RHW: The ones that live are obviously the fittest. I mean their young are not sentient. They give birth to huge numbers of non-sentients. a couple Nightsiders can have a thousand babies that they basically hatch as, literally as tadpoles. They dump them in the water, and eventually they grow into fish and then eventually they grow into lungfish and crawl onto the ground and start growing fur and if they live long enough they become sentient. But, the parents certainly have very little to do with it.
SC: No Mother of the Year Awards.
RHW: Not for a Nightsider, no. No.
SC: That presents an almost immediate conflict that a human would have with a Nightsider
RHW: Yeah, people and Nightsiders, they don’t quite come from the same place philosophically all the time.
SC: Are there people who the Nightsiders are more in tune with?
RHW: Anyone who’s out for themselves and is consumed by self-interest and is prone to lying, stealing, mugging; the Nightsiders get along fine with people like that.
SC: So it sounds like they would get along with a
more than a human?
RHW: Yeah, they probably philosophically have more in common, they’d probably be more in tune with a Nietzschean than a human. But, you know, Nietzschean don’t usually get along with anybody anyway.
SC: But they both come from that same place of immorality?
RHW: Yeah, but the Nightsiders are not quite as self-sufficient as a Nietzschean. Nightsiders tend to have to hire other people to do their dirty work a lot of the time, whereas Nietzschean do it themselves.
SC: Can you tell me who the premiere Nightsider character is going to be?
RHW: Um, there will be a premiere Nightsider character in the first episode, his name is Geren Tex. He’s a cool guy, he’s an interesting guy.
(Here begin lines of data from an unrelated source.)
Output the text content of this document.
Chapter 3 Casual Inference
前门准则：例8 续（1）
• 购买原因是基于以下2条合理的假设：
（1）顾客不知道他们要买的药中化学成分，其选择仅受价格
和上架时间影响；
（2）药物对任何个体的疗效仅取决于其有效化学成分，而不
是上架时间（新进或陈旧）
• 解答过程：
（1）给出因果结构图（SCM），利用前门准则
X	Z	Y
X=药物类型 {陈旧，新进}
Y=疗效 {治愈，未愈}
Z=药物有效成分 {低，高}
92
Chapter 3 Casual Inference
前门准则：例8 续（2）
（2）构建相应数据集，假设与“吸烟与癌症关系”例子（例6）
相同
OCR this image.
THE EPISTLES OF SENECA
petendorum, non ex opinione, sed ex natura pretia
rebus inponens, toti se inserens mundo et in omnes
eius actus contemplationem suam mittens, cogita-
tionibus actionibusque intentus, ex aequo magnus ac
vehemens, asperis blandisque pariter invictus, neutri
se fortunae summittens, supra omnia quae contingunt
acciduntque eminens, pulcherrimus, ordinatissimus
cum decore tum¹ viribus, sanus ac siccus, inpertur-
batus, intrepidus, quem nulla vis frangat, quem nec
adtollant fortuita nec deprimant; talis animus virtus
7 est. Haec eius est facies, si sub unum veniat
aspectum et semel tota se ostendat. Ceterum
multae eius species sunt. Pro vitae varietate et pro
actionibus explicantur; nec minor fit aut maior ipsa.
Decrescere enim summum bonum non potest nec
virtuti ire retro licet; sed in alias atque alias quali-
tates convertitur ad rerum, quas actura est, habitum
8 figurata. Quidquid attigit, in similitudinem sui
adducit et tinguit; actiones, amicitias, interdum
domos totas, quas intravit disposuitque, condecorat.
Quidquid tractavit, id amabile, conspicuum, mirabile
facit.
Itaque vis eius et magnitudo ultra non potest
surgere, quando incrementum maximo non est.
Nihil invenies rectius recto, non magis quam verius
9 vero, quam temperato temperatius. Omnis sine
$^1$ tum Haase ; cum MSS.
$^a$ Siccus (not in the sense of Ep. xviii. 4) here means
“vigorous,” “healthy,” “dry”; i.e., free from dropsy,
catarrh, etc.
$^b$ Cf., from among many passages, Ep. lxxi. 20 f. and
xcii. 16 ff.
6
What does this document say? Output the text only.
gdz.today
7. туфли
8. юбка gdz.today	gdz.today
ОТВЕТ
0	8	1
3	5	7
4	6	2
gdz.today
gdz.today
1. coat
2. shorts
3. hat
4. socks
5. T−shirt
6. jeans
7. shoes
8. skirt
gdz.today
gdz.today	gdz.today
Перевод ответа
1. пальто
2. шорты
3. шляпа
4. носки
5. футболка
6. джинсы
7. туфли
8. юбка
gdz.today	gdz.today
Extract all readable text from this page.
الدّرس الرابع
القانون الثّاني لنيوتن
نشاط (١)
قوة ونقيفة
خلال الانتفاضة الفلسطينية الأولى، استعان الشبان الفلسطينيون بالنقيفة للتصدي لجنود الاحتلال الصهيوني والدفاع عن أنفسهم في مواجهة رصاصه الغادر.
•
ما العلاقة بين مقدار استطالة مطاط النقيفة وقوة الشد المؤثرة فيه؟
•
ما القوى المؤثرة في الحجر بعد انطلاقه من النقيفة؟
SC: So, if I were to say they’re not like homeless Jawas…?
RHW: No, no, I would not say that. Um, they don’t look like Jawas, they don’t act like Jawas, we can understand what they’re saying when they talk, they don’t wear robes, homespun robes, I don’t think they’d be caught dead in homespun robes.
SC: Are we going to be seeing a lot of them?
RHW: We’re seeing a lot of them in the first two episodes, and we’ll be seeing them again occasionally, but it’s hard to say right now who we’re going to see the most of.
We’re in the experimentation phase, you know, first time we saw Klingons on Star Trek no one knew they would be the huge villains for the next 20, 30 years. They were a one-time thing. The ships were cool and John Colicos was cool, so they came back.
SC: Are they going to be the primary villains in the series?
RHW: Again, we haven’t, we’re in the very early stages and I know who the main ultimate badness is, but the path to get to that is TBD. It’s fair to say that the Nightsiders are not the principal bad guys in the beginning episodes.
SC: Did you learn anything from Next Generation experience with the Ferengi? They thought the Ferengi were going to be the Klingons and they were universally called "the Jerry Lewises of space."
RHW: I guess what I learned was that you never know. We thought that the people who were hunting Tosk [in the episode "Captive Pursuit"] at the beginning of Deep Space 9 would be really cool bad guys that we would see again and we never saw them again in the seven-year run of the show.
SC: Why do you think that happened?
RHW: I don’t know why that happened, those things just happen sometimes, we try to put them back in at some point and they never really quite worked out the way we wanted it to. We wanted to imply that they were part of the Dominion.
If you are convinced beyond a shadow of a doubt when you introduce an alien race that they must be your ultimate bad guys, you could be setting yourself up for some trouble. But if you have the luxury of trying people out, seeing how they work, and seeing if you want to ever see them again, a little flexibility goes a long way with that.
SC: Otherwise you’re like Dr. Who and you’re stuck with the Daleks whose plans of universal conquest are over if they encounter a pair of stairs.
RHW: There’s that. Who knew the Cardassians would be so incredibly cool the first time? They were created as a one-time throwaway villain and they turned out to be great.
SC: In your mind, what does it take to be a really good recurring villain?
RHW: You need a really great look for it to be a recurring villain. Your ships need to look cool. The makeup scheme needs to be exciting. It really helps if you have someone wonderful play them the first time they show up, and that’s something you don’t always know until it happens. They have to have a distinct sort of cultural take, or at least the seeds of one. And then it’s a little bit of magic, it’s a little bit of everything coming together in a really wonderful way.